Merhabalar,
Bu hafta başından bu yana global otomotiv uzmanları Almanya’nın Münih kentinde düzenlenmekte olan IAA Mobility fuarına büyük ilgi gösteriyorlar.
Uzmanların birleştiği ortak fikir şu oldu: Çin’li otomotiv markalarına ait bataryadan elektrikli modelleri Avrupa otomobil endüstrisi için “gerçek bir tehdit” oluşturuyor.
Öyle ki IAA Mobility fuarında sunum yapanların yaklaşık% 40’ı Asya’dan gelirken, katılan Çin’li katılımcı sayısı 2021’de 29’dan bu yıl 75’e çıktı. Yani iki kattan fazla arttı. Fuara 38 ülkeden toplam 750 katılımcı katkı sağlıyor.
Otoriteler, Çin’li şirketlerin katılımındaki artışın, bu firmaların fethetmek istedikleri pazar olarak Avrupa pazarını gösterdiğini belirtiyorlar.
CNBC’ye göre yapılan bu yorumlar, Avrupa’nın Çin menşeli otomotiv markalarının küresel genişleme planı içinde önemli bir yer tuttuğunu gösteriyor.

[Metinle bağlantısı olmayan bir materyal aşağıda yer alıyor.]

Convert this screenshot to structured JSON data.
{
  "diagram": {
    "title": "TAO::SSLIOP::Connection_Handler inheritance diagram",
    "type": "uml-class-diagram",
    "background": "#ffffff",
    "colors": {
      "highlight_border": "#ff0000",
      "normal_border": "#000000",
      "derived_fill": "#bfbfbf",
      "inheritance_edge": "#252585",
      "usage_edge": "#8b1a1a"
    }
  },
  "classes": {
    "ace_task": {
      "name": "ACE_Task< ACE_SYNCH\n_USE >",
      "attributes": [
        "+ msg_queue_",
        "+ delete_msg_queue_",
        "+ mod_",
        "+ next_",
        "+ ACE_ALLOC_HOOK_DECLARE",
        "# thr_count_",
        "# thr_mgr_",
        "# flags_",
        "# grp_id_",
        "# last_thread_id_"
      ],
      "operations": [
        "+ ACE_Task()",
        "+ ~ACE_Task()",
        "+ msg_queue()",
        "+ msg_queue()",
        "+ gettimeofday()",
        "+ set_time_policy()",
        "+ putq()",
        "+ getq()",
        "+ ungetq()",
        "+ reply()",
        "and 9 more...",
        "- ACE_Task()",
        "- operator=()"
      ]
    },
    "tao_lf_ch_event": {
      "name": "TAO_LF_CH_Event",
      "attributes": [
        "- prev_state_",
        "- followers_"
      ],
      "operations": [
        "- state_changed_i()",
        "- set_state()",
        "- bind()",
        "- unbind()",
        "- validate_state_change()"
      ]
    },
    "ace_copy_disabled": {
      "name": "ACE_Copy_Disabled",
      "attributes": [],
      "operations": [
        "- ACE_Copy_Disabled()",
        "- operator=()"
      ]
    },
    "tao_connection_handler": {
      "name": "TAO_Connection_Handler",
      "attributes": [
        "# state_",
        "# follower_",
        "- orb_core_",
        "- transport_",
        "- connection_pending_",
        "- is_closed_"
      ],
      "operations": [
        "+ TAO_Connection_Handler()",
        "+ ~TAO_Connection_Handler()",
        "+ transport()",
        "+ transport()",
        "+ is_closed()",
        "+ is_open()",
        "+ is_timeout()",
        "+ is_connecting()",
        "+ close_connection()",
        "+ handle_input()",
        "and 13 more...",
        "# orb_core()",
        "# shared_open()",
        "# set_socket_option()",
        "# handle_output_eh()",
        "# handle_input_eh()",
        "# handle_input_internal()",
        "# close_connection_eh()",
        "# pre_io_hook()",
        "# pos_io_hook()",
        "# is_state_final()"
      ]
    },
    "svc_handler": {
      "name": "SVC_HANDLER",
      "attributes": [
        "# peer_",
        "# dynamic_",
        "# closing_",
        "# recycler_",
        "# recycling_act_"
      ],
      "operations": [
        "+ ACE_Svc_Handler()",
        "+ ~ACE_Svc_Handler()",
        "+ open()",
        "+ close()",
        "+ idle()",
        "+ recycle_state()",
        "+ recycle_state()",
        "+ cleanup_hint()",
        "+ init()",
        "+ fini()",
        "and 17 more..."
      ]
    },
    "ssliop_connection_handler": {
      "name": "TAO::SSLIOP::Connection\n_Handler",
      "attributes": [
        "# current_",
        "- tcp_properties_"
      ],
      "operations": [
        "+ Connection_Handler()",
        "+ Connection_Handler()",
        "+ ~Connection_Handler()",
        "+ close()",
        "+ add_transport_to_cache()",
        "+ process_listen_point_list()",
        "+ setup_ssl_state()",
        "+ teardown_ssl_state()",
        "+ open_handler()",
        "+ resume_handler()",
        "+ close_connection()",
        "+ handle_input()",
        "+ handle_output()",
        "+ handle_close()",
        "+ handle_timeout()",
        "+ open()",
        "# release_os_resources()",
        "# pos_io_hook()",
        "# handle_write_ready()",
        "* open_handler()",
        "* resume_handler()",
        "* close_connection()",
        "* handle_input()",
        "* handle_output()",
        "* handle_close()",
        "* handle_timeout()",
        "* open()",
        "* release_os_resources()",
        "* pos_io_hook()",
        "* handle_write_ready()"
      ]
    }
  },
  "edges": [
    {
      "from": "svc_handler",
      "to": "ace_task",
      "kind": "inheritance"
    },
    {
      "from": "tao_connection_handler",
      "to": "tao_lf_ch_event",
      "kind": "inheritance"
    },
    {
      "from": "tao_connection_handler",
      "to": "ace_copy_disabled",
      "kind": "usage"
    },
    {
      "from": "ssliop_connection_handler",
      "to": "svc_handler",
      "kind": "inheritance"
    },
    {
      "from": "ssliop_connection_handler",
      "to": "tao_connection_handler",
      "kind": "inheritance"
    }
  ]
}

Warren Buffet tarafından desteklenen ve bataryadan elektrikli otomobil (BEV) üretiminde ilk sıraya çıkan Çin’li üretici BYD, bu hafta başında Avrupa için Seal isimli sedan kasa BEV modelini piyasaya sürdü. Yine Çin’in Hangzhou kentinde üretim üssü bulunan Leapmotor, BEV cinsi SUV otomobilini gelecek yıl Avrupa’da satışa sunulacağını açıkladı.
Benzer şekilde Xpeng, Norveç, İsveç, Danimarka ve Hollanda pazarlarına girdikten sonra yeni model otomobillerini 2024’te Almanya’da satmayı planladığını duyurdu. Xpeng yetkilileri, Almanya’nın herkes için en önemli ve en yüksek standartlara sahip pazar olduğunu her fırsatta en üst düzeyden ifade ediyorlar.
Bu gelişmeler Avrupa’lı otomotiv üreticileri için ciddi bir tehdit oluşturmaya başlamış durumda.
Nitekim, Avrupalı otomobil üreticileri Çin’li şirketlerin getirdiği rekabetin farkında olduklarını her fırsatta belirtiyorlar. Renault CEO’su Luca De Meo’nun uluslararası rekabet içinde güçlü olmak için yeni teknolojilere yatırım yapmaya devam edeceklerini söylemesi bu nedenle olsa gerek.
Luca De Meo, maliyetleri düşürme argümanına ve güvenine sahip olduklarını düşünüyorsa da bu biraz daha zaman alacak. Çünkü Çinli OEM’ler, Çin’de piyasa koşulları farklı olduğu için Avrupalı’lardan bir nesil önce düşük maliyeti başardılar. Avrupa bu nedenle dezavantajlı.
Görünen o ki gerçek şu: Çok uluslu oyuncuların çoğu Çin’de başarılı olmak istiyorlarsa Çin’li markaların yaptıklarından ders çıkarmak durumundalar. Bir çok Avrupa menşeli uluslararası otomotiv markası yok olmaya başlayan pazar hakimiyetlerini kurtarmanın peşine düşmüş durumda. Bunu da tek başlarına başarabilmeleri olası görünmüyor. Çin’li markalarla ortaklık kurmak durumunda olacaklar. Volkswagen ile Xpeng arasındaki ortaklık buna bir örnek alınabilir. Yani, Çin’li yerel markalar Avrupa’lı global markaların ortağı olmaya başlıyorlar.
BEV pazar paylarına gelince; bu yıl Çin otomobil pazarında BEV payının %27 ye yaklaştığını, Avrupa’da BEV satışlarının payının %14 e çıktığını, ABD’de ise BEV satışlarının %9 paya sahip olduğunu belirtelim. Bizim ülkemizde ise bu yılki otomobil satışlarında TOGG etkisiyle BEV pazar payı %3,9 a ulaşmış durumda.
O zaman şunu soralım: Otomotiv ihracatımız Avrupa pazarı için gerilerken, Çin’li otomotiv üreticilerini Avrupa pazarına ihracat odaklı yatırım için ülkemize davet seferberliğine neden başlamıyoruz?